The movie’s secondary narrative that we see through the found footage is that a small crew of models and crew are traveling down a deserted stretch of highway and their bus crashes, seemingly for no obvious reasons. It is discovered that someone has rigged a trap of sorts for a vehicle to drive through, destroying the vehicle in the process. Within walking distance is what appears to be an abandoned or closed tractor trailer depot for drivers to stop for repairs and refueling. Throughout the night, the small band of stranded motorists begin contending with an unseen predator who begins picking them off in some disturbing and violent ways. And while even I was cringing at some of the ways people were being dispatched throughout, I admit that it was a fun experience to see this cat-and-mouse game unfold.

However, considering how the movie turns out, and with minimal spoilers, I will say that the level of violence against women in this movie is kinda disturbing unto itself. I mean, let’s be honest, if anyone should be abhorred by any violence, we should be abhorred against violence across the board that is perpetrated against anyone, regardless of our precious notions of gender and class. In horror, these distinctions can either be everything to its read, or simply distraction to the narrative. In this case, I will say it is the former. The way gender violence is perpetrated in this movie makes the movie another level of disturbing – but one thing that violence is, as its own wickedly applied abstraction, is fair and it is the distribution of violence that is equal or unequal. Those who wield the power to dish out violence is usually what is the unfair advantage, and in this movie, that might be the more horrifying aspect of the movie, combined with a simple motivation for the carnage.

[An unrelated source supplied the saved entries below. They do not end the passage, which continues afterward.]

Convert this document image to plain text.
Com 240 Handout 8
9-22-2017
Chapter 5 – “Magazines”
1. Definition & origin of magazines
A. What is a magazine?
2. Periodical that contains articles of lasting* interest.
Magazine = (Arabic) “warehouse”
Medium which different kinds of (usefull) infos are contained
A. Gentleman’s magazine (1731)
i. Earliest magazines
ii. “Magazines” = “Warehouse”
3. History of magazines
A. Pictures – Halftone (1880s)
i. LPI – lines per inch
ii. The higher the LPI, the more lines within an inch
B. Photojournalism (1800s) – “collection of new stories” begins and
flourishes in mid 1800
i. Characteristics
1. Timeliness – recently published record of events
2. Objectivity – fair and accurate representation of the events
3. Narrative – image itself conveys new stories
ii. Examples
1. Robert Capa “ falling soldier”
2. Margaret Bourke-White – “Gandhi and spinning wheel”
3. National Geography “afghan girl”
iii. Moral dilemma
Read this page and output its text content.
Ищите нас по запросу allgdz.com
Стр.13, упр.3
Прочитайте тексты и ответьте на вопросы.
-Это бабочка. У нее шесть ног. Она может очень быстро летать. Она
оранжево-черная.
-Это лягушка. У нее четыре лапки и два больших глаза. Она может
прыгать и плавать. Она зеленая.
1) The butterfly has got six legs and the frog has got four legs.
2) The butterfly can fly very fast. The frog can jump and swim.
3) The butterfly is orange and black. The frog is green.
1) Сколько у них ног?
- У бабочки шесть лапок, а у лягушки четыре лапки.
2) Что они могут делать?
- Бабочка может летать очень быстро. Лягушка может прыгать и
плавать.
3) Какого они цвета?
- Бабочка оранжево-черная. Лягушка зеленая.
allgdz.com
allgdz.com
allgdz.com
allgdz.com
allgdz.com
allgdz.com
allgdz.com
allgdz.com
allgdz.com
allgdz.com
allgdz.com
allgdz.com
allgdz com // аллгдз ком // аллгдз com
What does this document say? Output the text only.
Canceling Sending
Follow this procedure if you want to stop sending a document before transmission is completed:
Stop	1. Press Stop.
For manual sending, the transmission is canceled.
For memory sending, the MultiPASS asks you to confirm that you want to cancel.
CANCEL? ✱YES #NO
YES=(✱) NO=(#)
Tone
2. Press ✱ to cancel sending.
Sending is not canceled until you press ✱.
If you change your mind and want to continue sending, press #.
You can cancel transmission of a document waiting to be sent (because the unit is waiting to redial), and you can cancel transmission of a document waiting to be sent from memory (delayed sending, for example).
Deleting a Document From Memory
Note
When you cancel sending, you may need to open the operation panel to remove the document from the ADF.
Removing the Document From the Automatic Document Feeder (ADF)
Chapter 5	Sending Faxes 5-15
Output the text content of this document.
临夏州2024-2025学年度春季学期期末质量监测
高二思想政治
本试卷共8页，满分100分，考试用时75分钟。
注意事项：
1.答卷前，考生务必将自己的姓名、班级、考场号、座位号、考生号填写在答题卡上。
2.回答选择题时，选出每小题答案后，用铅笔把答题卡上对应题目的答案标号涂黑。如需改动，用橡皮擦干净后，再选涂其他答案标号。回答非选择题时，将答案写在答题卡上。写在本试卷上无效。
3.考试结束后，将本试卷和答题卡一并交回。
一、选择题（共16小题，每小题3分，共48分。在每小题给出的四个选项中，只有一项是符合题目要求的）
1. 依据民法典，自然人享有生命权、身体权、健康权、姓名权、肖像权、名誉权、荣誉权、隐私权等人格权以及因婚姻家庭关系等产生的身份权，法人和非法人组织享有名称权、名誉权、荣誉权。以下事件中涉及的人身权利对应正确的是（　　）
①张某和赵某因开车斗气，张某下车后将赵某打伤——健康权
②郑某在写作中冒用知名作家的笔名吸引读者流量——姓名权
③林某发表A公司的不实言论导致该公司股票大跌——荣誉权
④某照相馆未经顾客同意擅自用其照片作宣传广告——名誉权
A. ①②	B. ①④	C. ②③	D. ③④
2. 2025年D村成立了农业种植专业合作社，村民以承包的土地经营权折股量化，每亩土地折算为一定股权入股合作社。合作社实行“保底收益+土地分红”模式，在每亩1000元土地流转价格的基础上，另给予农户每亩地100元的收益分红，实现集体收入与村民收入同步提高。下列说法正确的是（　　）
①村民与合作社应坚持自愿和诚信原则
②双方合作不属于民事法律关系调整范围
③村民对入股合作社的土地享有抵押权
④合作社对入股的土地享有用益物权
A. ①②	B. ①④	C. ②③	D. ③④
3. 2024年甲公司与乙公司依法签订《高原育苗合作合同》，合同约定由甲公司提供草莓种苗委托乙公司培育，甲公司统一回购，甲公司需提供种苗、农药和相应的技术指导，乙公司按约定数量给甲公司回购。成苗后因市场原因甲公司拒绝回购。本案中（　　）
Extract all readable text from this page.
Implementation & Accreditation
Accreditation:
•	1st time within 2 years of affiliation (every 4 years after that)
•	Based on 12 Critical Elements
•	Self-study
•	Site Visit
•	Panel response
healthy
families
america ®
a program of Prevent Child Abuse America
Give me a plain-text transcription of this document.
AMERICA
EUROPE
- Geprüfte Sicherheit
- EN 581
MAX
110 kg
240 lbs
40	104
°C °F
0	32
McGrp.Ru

And with that being laid out, another and more important issue for me is how convenient the ending felt after the big reveal. Again, I won’t go into spoilers, but this is an example of a mastermind who calculated to an almost perfect precision how each move and reaction would play out, which is almost never possible. And I know, it’s just a movie. But my level of investment in the characters by a certain point in the movie dictated a better and less simplistic pay off. When coupled with the issues with gender as the revelation brings to me, coupled with the unsatisfying narrative pay off, I have reservations about this movie. But the movie kinda-sorta redeems itself in spite of itself, in that the movie has a maniacal glee about the game it is playing with not only the audience, but with the protagonists of the main narrative frame. There are times when they begin to become suspicious of one another, which is a nice twist in horror and thriller movies, having the “heroes” turn against one another.

All things considered, you might really enjoy Evidence, given its narrative twist on the found footage genre, but you might get turned off by the disturbing distribution of violence to all involved, as well as the unsatisfying narrative-deprived ending. Watch at your own risk.